Section 6-10(2) of the Income Tax Assessment Act 1997 (ITAA 1997) discusses amounts that are not ordinary income but are included in your assessable income by another provision are called statutory income.

The provisions dealing with statutory income are listed in section 10-5 of the ITAA 1997. Included in this list is section 102-5 (capital gains).

Your assessable income includes your net capital gain for the income year (subsection 102-5(1) of the ITAA 1997). You make a capital gain (or loss) as a result of a CGT event happening to an asset in which you have an ownership interest (section 102-20).

A CGT asset is any kind of property; or a legal or equitable right that is not property (section 108-5 of the ITAA 1997).

CGT event C2 happens if your ownership of an intangible CGT asset ends in certain ways, including being redeemed, cancelled, released, discharged, satisfied, expiring or surrendered (subsection 104-25(1) of the ITAA 1997).

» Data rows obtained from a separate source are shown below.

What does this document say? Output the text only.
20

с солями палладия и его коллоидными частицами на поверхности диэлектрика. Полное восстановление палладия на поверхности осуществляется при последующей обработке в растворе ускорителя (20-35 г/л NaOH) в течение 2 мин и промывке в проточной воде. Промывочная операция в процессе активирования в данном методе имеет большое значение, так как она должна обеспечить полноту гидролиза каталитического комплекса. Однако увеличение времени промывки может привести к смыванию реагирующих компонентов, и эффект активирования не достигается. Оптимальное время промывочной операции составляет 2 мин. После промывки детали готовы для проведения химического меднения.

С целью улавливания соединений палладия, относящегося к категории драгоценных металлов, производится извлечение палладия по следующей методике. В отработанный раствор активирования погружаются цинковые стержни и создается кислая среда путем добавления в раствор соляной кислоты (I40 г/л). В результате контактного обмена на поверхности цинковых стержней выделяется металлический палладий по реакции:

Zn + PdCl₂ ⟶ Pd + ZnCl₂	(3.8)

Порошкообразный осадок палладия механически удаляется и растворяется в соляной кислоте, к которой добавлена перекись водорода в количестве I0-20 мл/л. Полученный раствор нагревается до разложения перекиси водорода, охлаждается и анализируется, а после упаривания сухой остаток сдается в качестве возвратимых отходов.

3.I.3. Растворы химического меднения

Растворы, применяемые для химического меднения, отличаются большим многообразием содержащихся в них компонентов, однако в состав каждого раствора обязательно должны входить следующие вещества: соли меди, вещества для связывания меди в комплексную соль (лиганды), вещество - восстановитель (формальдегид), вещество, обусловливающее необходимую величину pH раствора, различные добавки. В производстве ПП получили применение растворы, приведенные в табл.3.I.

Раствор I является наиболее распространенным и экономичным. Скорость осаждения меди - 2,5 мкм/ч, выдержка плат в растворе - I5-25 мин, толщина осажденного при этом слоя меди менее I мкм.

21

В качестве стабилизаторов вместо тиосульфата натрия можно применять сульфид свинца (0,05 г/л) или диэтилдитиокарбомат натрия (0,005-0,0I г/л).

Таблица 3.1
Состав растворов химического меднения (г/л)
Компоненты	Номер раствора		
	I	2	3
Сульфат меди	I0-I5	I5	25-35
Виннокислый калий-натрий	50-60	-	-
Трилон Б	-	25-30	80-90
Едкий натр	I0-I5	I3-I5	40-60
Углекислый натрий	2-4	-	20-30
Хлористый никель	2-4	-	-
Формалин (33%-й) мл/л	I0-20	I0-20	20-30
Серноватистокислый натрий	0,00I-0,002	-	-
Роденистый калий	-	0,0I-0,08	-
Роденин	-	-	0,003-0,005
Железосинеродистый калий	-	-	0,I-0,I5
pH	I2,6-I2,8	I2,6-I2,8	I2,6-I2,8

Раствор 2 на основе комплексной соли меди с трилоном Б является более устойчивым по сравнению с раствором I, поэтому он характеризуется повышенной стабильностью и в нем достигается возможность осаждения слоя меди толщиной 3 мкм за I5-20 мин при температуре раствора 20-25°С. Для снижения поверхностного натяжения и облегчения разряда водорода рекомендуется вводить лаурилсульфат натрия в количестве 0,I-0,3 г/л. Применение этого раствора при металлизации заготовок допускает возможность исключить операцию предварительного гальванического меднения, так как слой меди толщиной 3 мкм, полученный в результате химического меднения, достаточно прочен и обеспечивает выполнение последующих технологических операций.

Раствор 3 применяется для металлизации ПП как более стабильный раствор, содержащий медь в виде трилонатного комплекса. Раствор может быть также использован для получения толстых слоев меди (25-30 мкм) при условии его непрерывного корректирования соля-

The time of the event is when you enter into the contract that results in the asset ending, or if there is no contract, when the asset ends (subsection 104-25(2)).

In some instances, a capital gain may be reduced or disregarded. For example, paragraph 118-300(1) of the ITAA 1997 allows a capital gain to be disregarded in certain circumstances where the CGT asset is an interest in rights under an insurance policy. These circumstances include general insurance policies where property is insured and life insurance policies.

In your case, the legal entity holding the policy was the company and had the right to receive the lump sum payment as the intangible CGT asset and the company's legal ownership of that asset ended when they received the lump sum benefit. At that time CGT event C2 happened and the company made a capital gain. The company satisfied the conditions to be entitled to the lump sum benefit as the policy insurer only continued to recognise the company as the legal owner.

Item 3 of the table in section 118-300(1) states that a capital gain or loss made from a CGT event happening in relation to a CGT asset that is your interest in rights under a life insurance policy is disregarded if you are the original owner of the policy or instrument. Therefore, the capital gain made by the company is disregarded.

Because the trustee held the life insurance interest on behalf of the beneficiaries of the family trust, a payment to a beneficiary will maintain the character of the original payment and is exempt from CGT.